AI przeciwnika - bardzo słabiutkie, idiotyczne zachowania podczas potyczek w kosmosie, sam, gdy przeprowadzałem atak na stacje kosmiczna, przeciwnik wysyłał na mnie po kilka jednostek, które natychmiast niszczyłem, w kilka minut nie ruszając się z miejsca niszczyłem większa część ochrony stacji. Druga sprawa, gdy czasem udało mi się złapać grupę transportowców wroga, te zamiast wykonać natychmiast skok w nadprzestrzeń po prostu czekały aż je zniszczę!

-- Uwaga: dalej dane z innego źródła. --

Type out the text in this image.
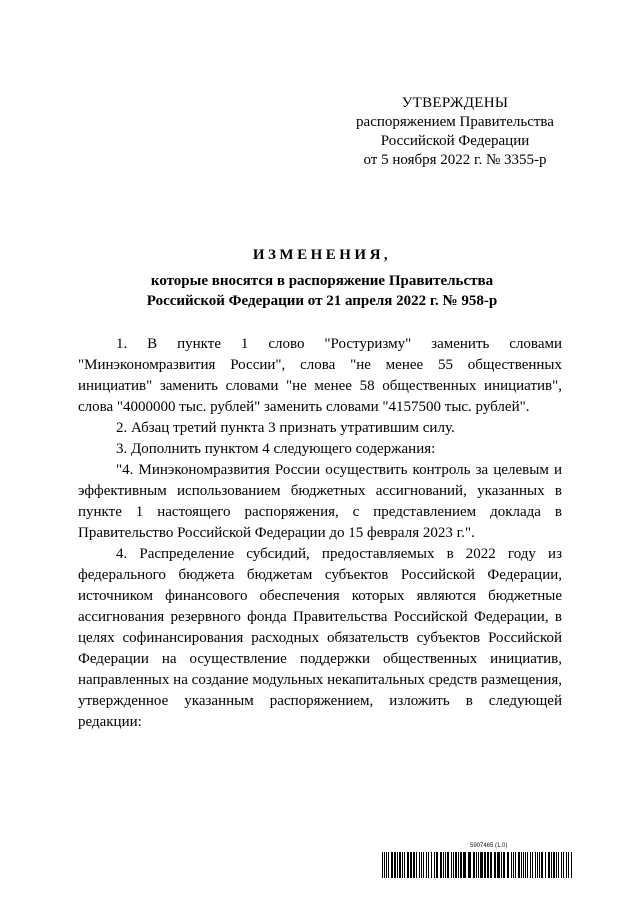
УТВЕРЖДЕНЫ
распоряжением Правительства
Российской Федерации
от 5 ноября 2022 г. № 3355-р
ИЗМЕНЕНИЯ,
которые вносятся в распоряжение Правительства
Российской Федерации от 21 апреля 2022 г. № 958-р

1. В пункте 1 слово "Ростуризму" заменить словами "Минэкономразвития России", слова "не менее 55 общественных инициатив" заменить словами "не менее 58 общественных инициатив", слова "4000000 тыс. рублей" заменить словами "4157500 тыс. рублей".

2. Абзац третий пункта 3 признать утратившим силу.

3. Дополнить пунктом 4 следующего содержания:

"4. Минэкономразвития России осуществить контроль за целевым и эффективным использованием бюджетных ассигнований, указанных в пункте 1 настоящего распоряжения, с представлением доклада в Правительство Российской Федерации до 15 февраля 2023 г.".

4. Распределение субсидий, предоставляемых в 2022 году из федерального бюджета бюджетам субъектов Российской Федерации, источником финансового обеспечения которых являются бюджетные ассигнования резервного фонда Правительства Российской Федерации, в целях софинансирования расходных обязательств субъектов Российской Федерации на осуществление поддержки общественных инициатив, направленных на создание модульных некапитальных средств размещения, утвержденное указанным распоряжением, изложить в следующей редакции:

5907465 (1.0)
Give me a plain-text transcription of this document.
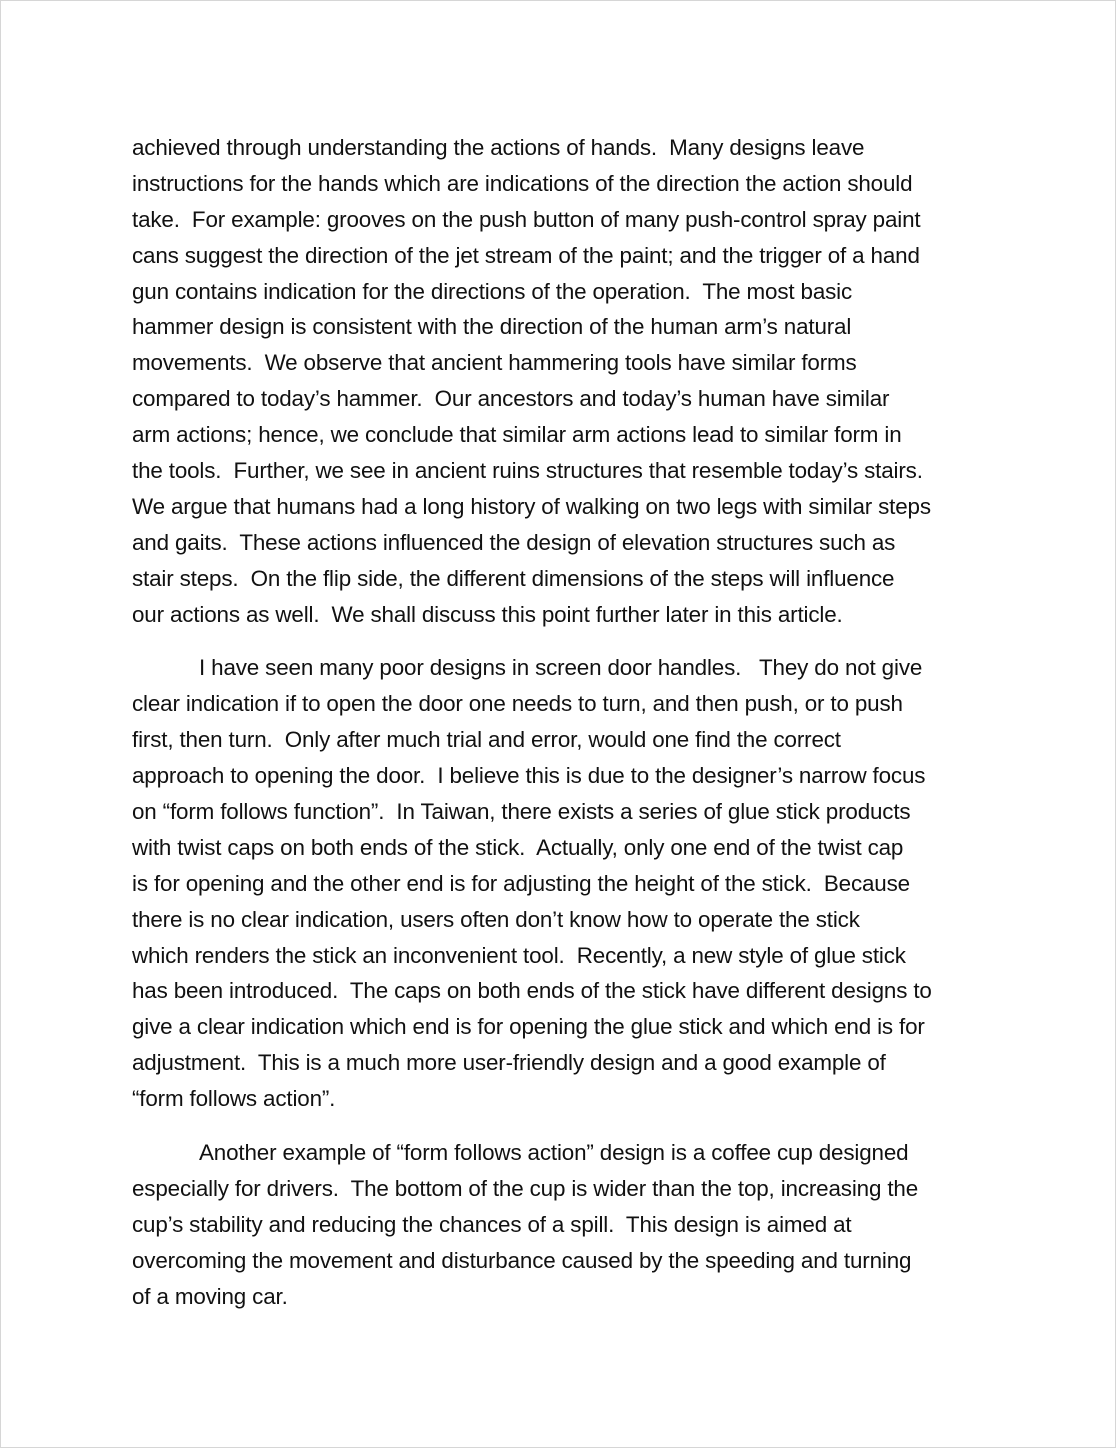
achieved through understanding the actions of hands.  Many designs leave
instructions for the hands which are indications of the direction the action should
take.  For example: grooves on the push button of many push-control spray paint
cans suggest the direction of the jet stream of the paint; and the trigger of a hand
gun contains indication for the directions of the operation.  The most basic
hammer design is consistent with the direction of the human arm’s natural
movements.  We observe that ancient hammering tools have similar forms
compared to today’s hammer.  Our ancestors and today’s human have similar
arm actions; hence, we conclude that similar arm actions lead to similar form in
the tools.  Further, we see in ancient ruins structures that resemble today’s stairs.
We argue that humans had a long history of walking on two legs with similar steps
and gaits.  These actions influenced the design of elevation structures such as
stair steps.  On the flip side, the different dimensions of the steps will influence
our actions as well.  We shall discuss this point further later in this article.
I have seen many poor designs in screen door handles.   They do not give
clear indication if to open the door one needs to turn, and then push, or to push
first, then turn.  Only after much trial and error, would one find the correct
approach to opening the door.  I believe this is due to the designer’s narrow focus
on “form follows function”.  In Taiwan, there exists a series of glue stick products
with twist caps on both ends of the stick.  Actually, only one end of the twist cap
is for opening and the other end is for adjusting the height of the stick.  Because
there is no clear indication, users often don’t know how to operate the stick
which renders the stick an inconvenient tool.  Recently, a new style of glue stick
has been introduced.  The caps on both ends of the stick have different designs to
give a clear indication which end is for opening the glue stick and which end is for
adjustment.  This is a much more user-friendly design and a good example of
“form follows action”.
Another example of “form follows action” design is a coffee cup designed
especially for drivers.  The bottom of the cup is wider than the top, increasing the
cup’s stability and reducing the chances of a spill.  This design is aimed at
overcoming the movement and disturbance caused by the speeding and turning
of a moving car.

Brak możliwości wybrania jednostek, które jako pierwsze maja się pojawić w przestrzeni, czasem komputer dobierał jednostki, które w ogóle nie były adekwatne do tego, z czym miałem się zmierzyć.

Brak możliwości odesłania pojedynczych jednostek z pola bitwy, często gęsto miałem ciężko uszkodzone jednostki, ale jeszcze ze sprawnym napędem, aż się prosiłoby je wysłać w nadprzestrzen, a podesłać nowa świeża jednostkę.

Niemożność użycia Gwiazdy Śmierci do ataku na okręty.

Mam jeszcze wiele negatywnych odczuć, co do grafiki, może bitwy na orbitach są ładnie zrobione, ale te na ladzie wyglądają jak nie z tej epoki, autor napisał:

Grafika jest bardzo porządna. Choć czasem na zbliżeniach widać, że ludzkie postacie nie są idealne (w końcu engine musi udźwignąć ich setki), to udane krajobrazy oraz wszechobecny ruch potrafią to zrekompensować.

Setki? W grach serii Total War jednostek były tysiące, jeśli nie dziesiątki tysięcy, a jak dla mnie tam grafika i jej szczegółowość były o niebo lepsze. Podobnie z krajobrazami, przecież te plansze są po prostu brzydkie, co tu dużo mówić, grafika jest niedzisiejsza.

Zastrzeżenia mam tez do tej "cinematic camera" niby fajny bajer, spoko, ale to w jak chaotyczny sposób pokazuje pole bitwy szybko mnie zraziło do tego "bajeru". Kamery szybko przeskakują, czasem pokazują nic poza pustka kosmosu.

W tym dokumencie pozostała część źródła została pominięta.